Un error, una trampa del cerebro. Llegando a casa, me doy cuenta de que no recuerdo haber bajado en el ascensor de la oficina donde estuve: mi memoria reciente me sitúa cerrando la puerta de la oficina, y después caminando por la vereda, sin registro de la etapa del ascensor. Me siento en falta, como si no hubiera hecho una tarea pendiente, o hubiera dejado a alguien esperando. Siento un nudo en el estómago. ¿Cómo pude olvidarme de bajar en el ascensor? En un segundo, o menos, me digo que si estoy aquí es porque bajé en el ascensor, lo recuerde o no. Es evidente, no hay otra posibilidad.

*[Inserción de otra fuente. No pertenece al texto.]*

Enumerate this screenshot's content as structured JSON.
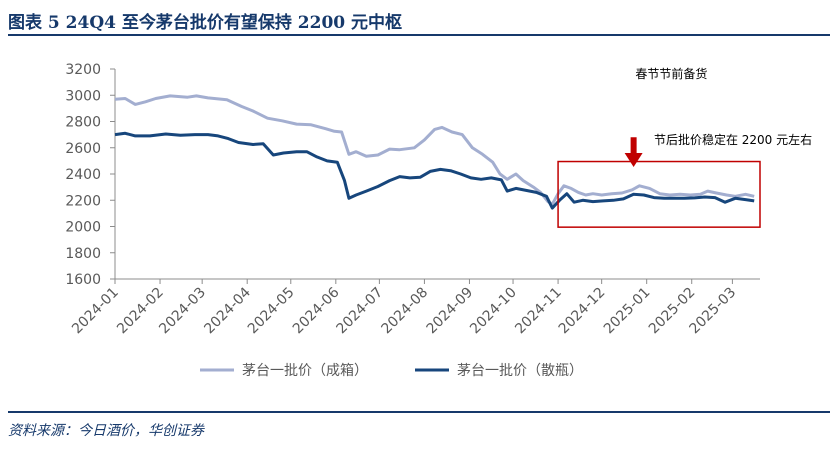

Pero me resulta difícil convencerme a mí mismo. Queda una cierta intranquilidad, que horas más tarde no termina de despejarse.

3

Serio

Tengo las llaves en el bolsillo del pantalón. Mientras camino por la calle golpeteo las llaves con las puntas de los dedos, haciendo ritmos. Suenan como una pandereta. Eso cuando no hay nadie cerca. Cuando viene alguien enderezo la espalda, bajo las cejas, acomodo la mochila en el hombro izquierdo y en general actúo tan serio y preocupado como se debe estar en estos tiempos.